Saturday, 5 October 2013

017 Workflow and How To for "Master of Illusions"

Here is a quick workflow overview for my latest painting. 

 1. I had a very clear idea of what I wanted to paint. A creature conjuring an illusion to drive away some kind of treasure hunters.
I layed down a quick sketch for the composition, laying emphasis on foreground, midground and background in the values (from darker in the FG to lighter in the BG).
I first painted this in black and white, then layed a color layer on top and refine on a normal layer again. I also decided in this stage about my lighting.
The main light is the blueish-green coming from the opening in the ceiling, creating some rimlight on the foreground characters. A second lightsource is coming from the left off screen and is orangish-reddish.

 2. I refined the line sketches especially for the foreground characters and started to design out their armor/clothing

 3. I added some crude treasure coin pile with a quick brush I made. The brush is only ovals and circles of varying grey to black values set to scatter. Painting in B&W first and laying a color layer on top.
I completely filled the foreground characters with a brown tone underneath the line sketch and started to add light from both lightsources. I used a standard hard round brush and a standard soft brush.

 4. I started to refine the background more, painting the light and rocks of the cave with a chalk brush.

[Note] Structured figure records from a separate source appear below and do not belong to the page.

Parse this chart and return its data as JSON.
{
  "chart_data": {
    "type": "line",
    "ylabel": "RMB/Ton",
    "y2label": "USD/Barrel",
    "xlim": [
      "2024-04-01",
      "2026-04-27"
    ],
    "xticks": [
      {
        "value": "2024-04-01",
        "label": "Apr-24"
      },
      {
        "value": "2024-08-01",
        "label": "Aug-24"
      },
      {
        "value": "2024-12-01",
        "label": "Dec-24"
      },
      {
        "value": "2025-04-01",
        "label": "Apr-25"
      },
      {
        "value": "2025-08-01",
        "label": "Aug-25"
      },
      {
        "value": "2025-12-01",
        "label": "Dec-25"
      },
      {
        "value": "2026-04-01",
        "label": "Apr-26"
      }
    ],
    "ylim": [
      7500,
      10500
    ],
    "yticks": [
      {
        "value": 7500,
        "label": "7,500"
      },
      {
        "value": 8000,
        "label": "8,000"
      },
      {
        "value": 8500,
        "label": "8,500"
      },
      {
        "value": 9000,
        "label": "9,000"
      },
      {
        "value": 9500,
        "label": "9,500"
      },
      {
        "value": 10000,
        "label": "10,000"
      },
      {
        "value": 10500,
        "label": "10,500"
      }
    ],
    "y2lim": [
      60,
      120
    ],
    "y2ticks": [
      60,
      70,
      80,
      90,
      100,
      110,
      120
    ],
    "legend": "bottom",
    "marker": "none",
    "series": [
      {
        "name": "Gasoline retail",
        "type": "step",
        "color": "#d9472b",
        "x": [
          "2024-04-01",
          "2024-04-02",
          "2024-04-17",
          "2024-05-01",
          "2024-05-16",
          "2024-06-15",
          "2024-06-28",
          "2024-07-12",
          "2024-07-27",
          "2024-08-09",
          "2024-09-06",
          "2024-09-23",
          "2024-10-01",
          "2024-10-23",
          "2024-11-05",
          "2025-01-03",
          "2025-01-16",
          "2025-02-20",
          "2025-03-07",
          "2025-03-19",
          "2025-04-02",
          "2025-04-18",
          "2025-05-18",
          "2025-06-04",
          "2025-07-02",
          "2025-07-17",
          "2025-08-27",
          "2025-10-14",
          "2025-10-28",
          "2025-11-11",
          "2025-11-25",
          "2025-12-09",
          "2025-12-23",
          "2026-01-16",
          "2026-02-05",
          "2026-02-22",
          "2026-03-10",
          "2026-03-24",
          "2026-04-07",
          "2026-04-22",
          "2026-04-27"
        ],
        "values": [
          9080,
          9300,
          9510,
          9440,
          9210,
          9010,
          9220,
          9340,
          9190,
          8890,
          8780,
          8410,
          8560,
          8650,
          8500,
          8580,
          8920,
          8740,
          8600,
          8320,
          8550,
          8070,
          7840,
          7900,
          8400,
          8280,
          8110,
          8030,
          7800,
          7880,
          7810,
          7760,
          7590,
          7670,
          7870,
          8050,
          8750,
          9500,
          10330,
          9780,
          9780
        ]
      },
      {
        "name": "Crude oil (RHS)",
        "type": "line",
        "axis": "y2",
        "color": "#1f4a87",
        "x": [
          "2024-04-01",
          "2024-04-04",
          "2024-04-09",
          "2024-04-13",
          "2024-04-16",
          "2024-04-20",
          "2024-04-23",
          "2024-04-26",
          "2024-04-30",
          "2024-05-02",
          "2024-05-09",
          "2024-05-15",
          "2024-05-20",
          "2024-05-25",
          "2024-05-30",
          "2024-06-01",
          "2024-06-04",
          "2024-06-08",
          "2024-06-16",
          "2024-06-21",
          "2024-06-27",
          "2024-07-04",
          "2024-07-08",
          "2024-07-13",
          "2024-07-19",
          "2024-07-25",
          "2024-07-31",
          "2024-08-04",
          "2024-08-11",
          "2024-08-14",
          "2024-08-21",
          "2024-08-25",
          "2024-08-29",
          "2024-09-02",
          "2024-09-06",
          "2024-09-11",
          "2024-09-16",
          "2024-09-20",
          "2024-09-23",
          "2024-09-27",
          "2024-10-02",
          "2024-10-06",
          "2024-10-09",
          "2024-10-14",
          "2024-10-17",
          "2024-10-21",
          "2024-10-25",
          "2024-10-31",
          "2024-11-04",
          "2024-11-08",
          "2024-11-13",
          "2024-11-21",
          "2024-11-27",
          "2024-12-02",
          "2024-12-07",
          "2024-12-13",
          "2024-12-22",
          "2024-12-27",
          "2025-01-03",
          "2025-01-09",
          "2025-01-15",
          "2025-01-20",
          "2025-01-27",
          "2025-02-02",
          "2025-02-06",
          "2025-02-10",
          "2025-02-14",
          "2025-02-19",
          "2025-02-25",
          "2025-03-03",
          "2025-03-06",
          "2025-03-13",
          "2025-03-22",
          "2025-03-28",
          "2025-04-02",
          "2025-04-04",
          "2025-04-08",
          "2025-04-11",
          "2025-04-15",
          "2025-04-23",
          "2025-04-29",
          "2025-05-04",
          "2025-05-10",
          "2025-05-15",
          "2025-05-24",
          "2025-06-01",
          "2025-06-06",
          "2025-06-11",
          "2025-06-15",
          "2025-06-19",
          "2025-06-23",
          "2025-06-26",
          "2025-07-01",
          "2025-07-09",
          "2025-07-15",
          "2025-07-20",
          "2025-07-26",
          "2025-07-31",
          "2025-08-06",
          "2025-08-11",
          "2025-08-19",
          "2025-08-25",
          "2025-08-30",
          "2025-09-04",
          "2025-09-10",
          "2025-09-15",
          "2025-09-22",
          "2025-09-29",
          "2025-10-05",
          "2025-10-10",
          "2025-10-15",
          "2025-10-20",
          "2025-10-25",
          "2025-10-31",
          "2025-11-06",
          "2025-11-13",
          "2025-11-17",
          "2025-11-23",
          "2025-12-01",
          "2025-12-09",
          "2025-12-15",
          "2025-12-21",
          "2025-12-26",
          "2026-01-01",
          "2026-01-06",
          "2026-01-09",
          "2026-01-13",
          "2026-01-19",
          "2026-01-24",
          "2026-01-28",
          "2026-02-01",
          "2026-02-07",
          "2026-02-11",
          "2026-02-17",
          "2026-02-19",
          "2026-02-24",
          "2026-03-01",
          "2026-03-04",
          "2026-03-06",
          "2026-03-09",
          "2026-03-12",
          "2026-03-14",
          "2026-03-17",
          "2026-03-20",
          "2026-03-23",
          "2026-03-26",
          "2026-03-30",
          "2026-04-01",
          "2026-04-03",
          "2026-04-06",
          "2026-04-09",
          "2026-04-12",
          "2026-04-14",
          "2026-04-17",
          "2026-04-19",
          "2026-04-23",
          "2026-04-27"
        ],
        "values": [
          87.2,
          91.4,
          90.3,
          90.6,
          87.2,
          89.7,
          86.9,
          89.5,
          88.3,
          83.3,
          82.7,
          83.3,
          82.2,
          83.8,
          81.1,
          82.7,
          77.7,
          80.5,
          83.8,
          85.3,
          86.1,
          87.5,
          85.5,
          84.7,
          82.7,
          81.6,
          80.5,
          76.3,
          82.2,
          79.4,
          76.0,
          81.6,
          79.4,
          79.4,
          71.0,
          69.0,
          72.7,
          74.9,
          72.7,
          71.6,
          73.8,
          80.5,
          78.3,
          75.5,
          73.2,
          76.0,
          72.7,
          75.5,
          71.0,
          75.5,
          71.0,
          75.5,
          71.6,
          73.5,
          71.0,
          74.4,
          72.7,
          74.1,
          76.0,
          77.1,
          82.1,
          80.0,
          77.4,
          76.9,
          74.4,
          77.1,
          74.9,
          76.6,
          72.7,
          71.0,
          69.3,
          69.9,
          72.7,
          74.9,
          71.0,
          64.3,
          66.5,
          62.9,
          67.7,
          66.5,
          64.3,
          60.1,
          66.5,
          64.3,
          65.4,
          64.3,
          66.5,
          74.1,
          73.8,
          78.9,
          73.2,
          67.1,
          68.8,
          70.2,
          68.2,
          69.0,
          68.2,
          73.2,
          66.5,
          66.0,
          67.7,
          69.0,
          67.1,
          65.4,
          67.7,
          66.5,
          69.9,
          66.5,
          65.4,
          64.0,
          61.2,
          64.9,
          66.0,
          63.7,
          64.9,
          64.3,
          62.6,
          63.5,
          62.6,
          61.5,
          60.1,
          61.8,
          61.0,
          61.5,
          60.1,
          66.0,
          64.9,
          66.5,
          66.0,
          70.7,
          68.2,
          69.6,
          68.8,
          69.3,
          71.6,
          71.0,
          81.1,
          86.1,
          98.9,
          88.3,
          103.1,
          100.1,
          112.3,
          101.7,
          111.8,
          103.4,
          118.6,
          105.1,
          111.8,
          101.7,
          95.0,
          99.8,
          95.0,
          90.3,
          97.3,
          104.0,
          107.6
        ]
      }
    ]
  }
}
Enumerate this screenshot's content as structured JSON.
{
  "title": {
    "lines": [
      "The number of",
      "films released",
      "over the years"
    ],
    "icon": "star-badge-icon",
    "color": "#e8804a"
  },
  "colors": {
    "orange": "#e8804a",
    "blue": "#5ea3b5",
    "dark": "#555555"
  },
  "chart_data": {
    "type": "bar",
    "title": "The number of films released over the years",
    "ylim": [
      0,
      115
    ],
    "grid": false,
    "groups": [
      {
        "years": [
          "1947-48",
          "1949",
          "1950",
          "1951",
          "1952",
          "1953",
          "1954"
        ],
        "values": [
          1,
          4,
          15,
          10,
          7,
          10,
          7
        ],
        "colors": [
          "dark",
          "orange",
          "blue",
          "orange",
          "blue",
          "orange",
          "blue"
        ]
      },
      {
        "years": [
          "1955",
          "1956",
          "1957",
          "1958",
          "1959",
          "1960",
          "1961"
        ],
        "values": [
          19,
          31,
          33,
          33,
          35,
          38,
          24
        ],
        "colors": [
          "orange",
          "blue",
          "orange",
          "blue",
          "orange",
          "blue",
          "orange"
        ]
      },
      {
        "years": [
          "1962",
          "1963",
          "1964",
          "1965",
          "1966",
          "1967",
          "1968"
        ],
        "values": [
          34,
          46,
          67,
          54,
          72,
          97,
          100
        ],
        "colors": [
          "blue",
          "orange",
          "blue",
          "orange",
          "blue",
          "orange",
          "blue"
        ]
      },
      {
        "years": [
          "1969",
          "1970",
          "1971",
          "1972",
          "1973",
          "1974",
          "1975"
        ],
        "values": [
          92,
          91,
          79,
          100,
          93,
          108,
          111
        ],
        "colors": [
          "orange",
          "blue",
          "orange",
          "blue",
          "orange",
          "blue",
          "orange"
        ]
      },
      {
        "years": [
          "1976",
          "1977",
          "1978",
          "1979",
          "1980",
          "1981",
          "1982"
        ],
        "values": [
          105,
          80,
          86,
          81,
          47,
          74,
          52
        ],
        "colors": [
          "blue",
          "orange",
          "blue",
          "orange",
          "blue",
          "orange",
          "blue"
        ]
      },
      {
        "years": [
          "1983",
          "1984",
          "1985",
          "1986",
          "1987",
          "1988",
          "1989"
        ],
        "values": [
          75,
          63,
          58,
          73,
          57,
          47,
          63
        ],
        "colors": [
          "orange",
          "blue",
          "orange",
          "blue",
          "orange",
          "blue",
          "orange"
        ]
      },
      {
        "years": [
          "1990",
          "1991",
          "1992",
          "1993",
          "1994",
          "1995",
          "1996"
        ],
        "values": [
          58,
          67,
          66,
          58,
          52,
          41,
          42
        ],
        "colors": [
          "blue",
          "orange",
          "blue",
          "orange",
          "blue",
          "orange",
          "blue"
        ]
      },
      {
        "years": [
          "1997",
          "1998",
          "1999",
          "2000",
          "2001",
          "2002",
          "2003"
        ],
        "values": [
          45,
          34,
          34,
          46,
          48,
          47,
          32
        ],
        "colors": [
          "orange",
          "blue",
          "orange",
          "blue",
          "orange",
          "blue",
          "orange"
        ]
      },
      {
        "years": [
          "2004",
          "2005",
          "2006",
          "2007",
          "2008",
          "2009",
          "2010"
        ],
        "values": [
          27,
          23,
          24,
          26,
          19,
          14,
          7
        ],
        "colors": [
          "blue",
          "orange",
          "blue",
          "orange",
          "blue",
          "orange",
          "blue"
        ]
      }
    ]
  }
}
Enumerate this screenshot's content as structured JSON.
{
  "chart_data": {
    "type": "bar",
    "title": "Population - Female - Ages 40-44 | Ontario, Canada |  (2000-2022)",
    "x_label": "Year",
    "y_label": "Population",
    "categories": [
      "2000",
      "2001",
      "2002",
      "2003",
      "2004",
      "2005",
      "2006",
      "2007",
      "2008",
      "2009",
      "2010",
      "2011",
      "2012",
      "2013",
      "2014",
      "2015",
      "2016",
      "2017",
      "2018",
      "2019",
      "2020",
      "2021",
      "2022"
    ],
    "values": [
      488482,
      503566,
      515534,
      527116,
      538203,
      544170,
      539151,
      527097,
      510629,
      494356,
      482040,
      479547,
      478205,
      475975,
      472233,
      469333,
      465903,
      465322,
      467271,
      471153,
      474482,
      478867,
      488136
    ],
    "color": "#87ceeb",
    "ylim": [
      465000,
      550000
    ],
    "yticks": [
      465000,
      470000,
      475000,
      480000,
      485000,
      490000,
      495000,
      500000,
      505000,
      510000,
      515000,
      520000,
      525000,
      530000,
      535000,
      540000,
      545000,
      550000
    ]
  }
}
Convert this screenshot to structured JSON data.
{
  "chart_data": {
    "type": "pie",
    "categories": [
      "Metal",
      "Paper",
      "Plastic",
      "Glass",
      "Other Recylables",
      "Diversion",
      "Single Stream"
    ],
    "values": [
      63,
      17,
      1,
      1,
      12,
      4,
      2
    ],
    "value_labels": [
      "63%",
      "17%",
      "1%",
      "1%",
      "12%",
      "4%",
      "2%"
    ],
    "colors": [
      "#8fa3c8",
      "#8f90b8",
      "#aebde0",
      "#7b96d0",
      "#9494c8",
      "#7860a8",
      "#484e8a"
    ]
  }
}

 5. Here I put a layer on top of the lines, starting to flesh out the illusion monster with basic, mostly opaque colors.
I also put a color layer on top of the foreground chracters to distinguish the clothing and hair from the skin. Then I put a normal layer on top to start painting out the lines and adding details. Still hard and soft standard brushes.
For the skin, I first painted with a hard brush, then using a blender brush (smudge tool with texture brush and spacing turned off on about 20% opacity) to gently blend in some areas where the transition would be softer, leaving some areas of harder transitions!

 6. Fleshed out the creature on the treasure pile and adding some smoke with a smoke brush.
Made some minor corrections to the illusion and detailed that more adding in more light form both sources.
On the foreground characters, I added an adjustment layer to correct the values in places to make them lighter.

Here´s an interesting method, I recently discovered to control value and color:

- Add a color layer and a luminosity layer on top of your image.
- Next add a new layer on top of everything and fill it with black. Set blend mode to saturation and you see your image in B&W. You can turn that layer on and off to check values.
- To correct color without influencing values, paint on the color layer while the black saturation layer is off.
- To correct values without affecting colors, turn on the black saturation layer, so that you get your b&w image and paint on the luminosity layer, picking values from your now b&w image.

I find that this gives me really good control over the image and rendering process.

The blue rim light is a layer set to divide (I never use that blend mode, but in this case, it worked )

 7. Refining details on the illusion, adding some glow on the red magic effect, the gold and blue light with a color dodge layer.

 8. Refining of the illusion by adding a slight phototexture and painting over it, working it into the image.
I changed the colors with a color adjustment layer to a more blueish-green and detailing out the treasure pile. Adding some treasure pieces and giving volume to the coins by painting in a dark rim on some of them
The foreground characters get more detail and using a soft round brush, I work out the skin. I also added some purplish tones around the eyes and a more red tone on the nose, switch hard, soft and blender brush, not using dodge or a color dodge layer

 9. Finally I added some curve adjustment layer, a color balance and hue layer to correct the colors (especially to bring out the red light source on the left) Remember that those adjustement layers have mask layers! Use them to get your adjustments to the spots you really want altered, not to change the whole image!
Painting in a stronger, detailed rim light and adding a slight noise filter and the painting is done.